Ella's Twisted Senior Year(9)



Mom texts me that she’s on the way home, and April asks if I want her to come over for moral support. I tell her no. I don’t really want anyone or anything right now.

I have this overwhelming feeling that keeps slamming into me as I look around at the cars and people and bright lights of the news van.

I want to go home.

But that’s the only thing I can’t do right now. There is no more home. No more 1224 Canyon Falls Road.

Someone has pizza delivered and we eat it off the trunk of my car. That’s when I realize Dad’s truck is also a piece of metal carnage. Even if he had parked it in the garage instead of in the driveway, it wouldn’t have survived. That tornado had a vendetta against our house, and it made sure to take out everything we cared about.

“You okay?” Dad says when he gets a break from talking to people.

I try to smile. “Um, how am I supposed to answer that?”

His lip quivers and he stares at the slice of pizza in his hand. “I know. We don’t have any savings, Punk. I don’t know what the hell we’re gonna do. Mom wants to get a hotel for the next few weeks.”

His lips flatten and he shakes his head. “We can’t really afford that.”

A cold stab of terror fills me as I see the same emotion in my dad’s eyes. He’s the parent here. He’s supposed to have a plan. But he’s just as lost as I am.

“Where are we going tonight?” I ask, keeping my voice low as an older couple approaches us from across the street. I recognize the woman as someone who often walks her dog around the neighborhood.

“We’re getting a hotel for tonight,” Dad says, smiling at the strangers. “After that, I have no idea.”

I close the pizza box and walk away. I make it all the way to the Poe’s mailbox next door and then I stop short, not wanting to get on their part of the sidewalk. Destroyed house or not, I still pretend that our next door neighbor doesn’t exist. Ever since the second I got home, I knew this wasn’t good. But I had no idea how bad it actually is, money wise. Most of the people on our street are well off. My parents built our house with inheritance and have been struggling to make ends meet ever since.

I drop and sit on the curb. I wrap my hands around my knees and pull them to my chest and all of the anxiety and fear I’d been trying to keep at bay comes roaring through my subconscious with the unfettered power of a tornado.

I drop my head to my knees and cry.





Chapter 6





My phone starts blowing up when we leave the Burger Barn. I glance down and see a text that says my neighborhood was on TV. Before I can reply, my phone beeps again and again as several texts come in at once. I’m guessing all my friends saw the same news channel and want to tell me the same thing. Kennedy grabs my phone and shoves it in her pocket.

“What the hell?” I say, stopping in front of my truck.

“You’re with your girlfriend right now. You don’t need to be texting people.”

“Oh my god,” I mutter, running my hand through my hair. “You are insane.”

She punches me in the arm. “That’s an incredibly rude way to talk to a woman.”

Toby puts his fists to his mouth and yells, “Damn!”

Keith just laughs.

I’m standing here wondering why do these guys try to hook up with Kennedy’s friends when they’re all the same way she is? They’re going to bust my balls over the way she’s treating me when all of her friends would do the same thing to them. And what exactly have I gotten myself into with this girl? She was so sweet when she first set her eyes on me after the Valentine’s dance. I’d skipped out on the dance, of course. That kind of thing is even stupider than prom and I was single at the time so there was no reason to go. I’d been with Toby and Jose at the Burger Barn when Kennedy and a few of her friends walked in, all dolled up and professionally styled. We’d told the girls they should ditch the dance and hang out with us, and Kennedy wrote her number on my receipt and said to call her.

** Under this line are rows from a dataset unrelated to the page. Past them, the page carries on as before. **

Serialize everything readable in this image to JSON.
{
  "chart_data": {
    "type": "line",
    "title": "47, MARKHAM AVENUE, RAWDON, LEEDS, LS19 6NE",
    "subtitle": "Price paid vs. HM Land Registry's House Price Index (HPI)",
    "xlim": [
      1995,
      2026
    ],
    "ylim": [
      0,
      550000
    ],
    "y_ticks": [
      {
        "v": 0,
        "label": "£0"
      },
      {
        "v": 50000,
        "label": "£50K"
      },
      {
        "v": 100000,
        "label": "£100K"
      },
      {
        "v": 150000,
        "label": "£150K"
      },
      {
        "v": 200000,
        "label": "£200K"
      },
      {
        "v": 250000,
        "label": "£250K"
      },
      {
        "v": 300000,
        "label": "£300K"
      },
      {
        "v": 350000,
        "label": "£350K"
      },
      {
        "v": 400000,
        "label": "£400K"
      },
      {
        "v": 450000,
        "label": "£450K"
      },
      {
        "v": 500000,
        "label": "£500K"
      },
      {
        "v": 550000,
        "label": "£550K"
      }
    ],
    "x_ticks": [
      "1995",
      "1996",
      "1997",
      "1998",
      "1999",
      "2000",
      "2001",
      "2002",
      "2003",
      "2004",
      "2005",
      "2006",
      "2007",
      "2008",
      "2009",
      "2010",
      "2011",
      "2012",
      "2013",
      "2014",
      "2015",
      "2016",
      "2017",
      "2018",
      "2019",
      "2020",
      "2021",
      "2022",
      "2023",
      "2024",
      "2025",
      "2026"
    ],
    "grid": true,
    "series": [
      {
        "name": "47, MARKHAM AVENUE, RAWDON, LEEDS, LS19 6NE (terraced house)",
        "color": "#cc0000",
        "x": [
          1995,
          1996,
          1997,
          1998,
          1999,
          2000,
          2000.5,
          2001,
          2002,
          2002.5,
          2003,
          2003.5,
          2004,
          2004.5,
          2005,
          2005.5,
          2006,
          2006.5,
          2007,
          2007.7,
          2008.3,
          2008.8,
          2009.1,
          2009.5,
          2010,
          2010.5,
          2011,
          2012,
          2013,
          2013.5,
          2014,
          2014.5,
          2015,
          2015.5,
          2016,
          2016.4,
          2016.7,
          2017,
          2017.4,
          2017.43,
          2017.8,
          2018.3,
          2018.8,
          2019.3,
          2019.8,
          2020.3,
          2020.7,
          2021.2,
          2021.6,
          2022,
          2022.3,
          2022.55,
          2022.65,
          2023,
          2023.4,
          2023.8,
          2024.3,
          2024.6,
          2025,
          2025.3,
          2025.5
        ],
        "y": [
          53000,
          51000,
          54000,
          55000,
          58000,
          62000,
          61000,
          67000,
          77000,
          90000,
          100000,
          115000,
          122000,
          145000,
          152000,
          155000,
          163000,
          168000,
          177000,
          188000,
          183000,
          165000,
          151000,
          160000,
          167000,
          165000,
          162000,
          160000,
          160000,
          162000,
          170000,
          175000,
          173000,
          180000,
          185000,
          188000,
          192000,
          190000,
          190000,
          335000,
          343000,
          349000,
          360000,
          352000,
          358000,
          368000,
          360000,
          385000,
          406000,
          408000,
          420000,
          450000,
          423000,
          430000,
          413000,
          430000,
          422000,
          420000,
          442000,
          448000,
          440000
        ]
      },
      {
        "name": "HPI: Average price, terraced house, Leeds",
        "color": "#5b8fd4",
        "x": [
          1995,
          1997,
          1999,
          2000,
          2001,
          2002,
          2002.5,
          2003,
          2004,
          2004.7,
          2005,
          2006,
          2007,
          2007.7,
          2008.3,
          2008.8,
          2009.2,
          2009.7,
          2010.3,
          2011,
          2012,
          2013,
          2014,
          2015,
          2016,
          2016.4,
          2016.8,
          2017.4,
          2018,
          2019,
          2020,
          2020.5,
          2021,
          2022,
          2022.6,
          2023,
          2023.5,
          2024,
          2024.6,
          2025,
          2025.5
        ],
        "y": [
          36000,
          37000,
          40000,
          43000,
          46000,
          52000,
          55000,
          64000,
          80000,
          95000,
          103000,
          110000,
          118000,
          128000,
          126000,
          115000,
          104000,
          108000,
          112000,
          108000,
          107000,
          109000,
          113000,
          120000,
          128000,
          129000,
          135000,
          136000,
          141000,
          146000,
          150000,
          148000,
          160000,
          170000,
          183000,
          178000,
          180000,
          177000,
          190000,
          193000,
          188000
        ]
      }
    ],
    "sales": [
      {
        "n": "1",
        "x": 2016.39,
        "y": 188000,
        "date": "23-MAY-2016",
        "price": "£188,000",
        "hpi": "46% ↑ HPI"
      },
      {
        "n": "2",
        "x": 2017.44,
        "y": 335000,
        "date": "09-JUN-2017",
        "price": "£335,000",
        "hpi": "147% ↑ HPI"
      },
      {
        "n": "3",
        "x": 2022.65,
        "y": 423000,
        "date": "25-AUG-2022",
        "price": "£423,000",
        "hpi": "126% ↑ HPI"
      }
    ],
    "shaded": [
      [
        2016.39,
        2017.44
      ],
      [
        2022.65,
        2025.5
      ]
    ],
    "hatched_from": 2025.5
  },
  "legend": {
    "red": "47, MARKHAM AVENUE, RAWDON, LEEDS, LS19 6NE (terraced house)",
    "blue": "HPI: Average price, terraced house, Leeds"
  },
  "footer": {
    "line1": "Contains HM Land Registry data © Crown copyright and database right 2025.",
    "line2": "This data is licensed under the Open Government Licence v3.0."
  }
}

So I did, and then we were a thing.

And now she’s a completely different person. Mom had warned me that girls like her tend to get possessive, but this is a whole other level of crazy. And apparently I’m not allowed to tell Kennedy when she’s being crazy.

I’m silent as I drive back to Kennedy’s house, but the guys make sure to keep the conversation going without me. When we get to her house, Kennedy leans over the front seat and plants her lip-glossy lips over mine.

“You can have your phone back if you say please.”

I pull away and stare at her, my expression blank. “You have no authority over my phone, babe.” I hold out my hand, palm up. “Hand it over.”

She blinks. “Ethan! God, I’m just playing.” With a roll of her eyes, she hands me my phone and then moves in for another kiss. I’m really not in the mood for this, but I kiss her back, if only to end the night sooner.

“Goodnight,” I say, watching as she walks away. Normally I’d walk her to her front door and as much as I love awkward small talk with her massive ex-football-playing father, I opt out of it tonight.

Toby knocks on my window and I roll it down. “What’s up?”

“Dude, that girl has it out for you,” he says, shrugging unkempt hair out of his eyes. “How did you screw up so badly?”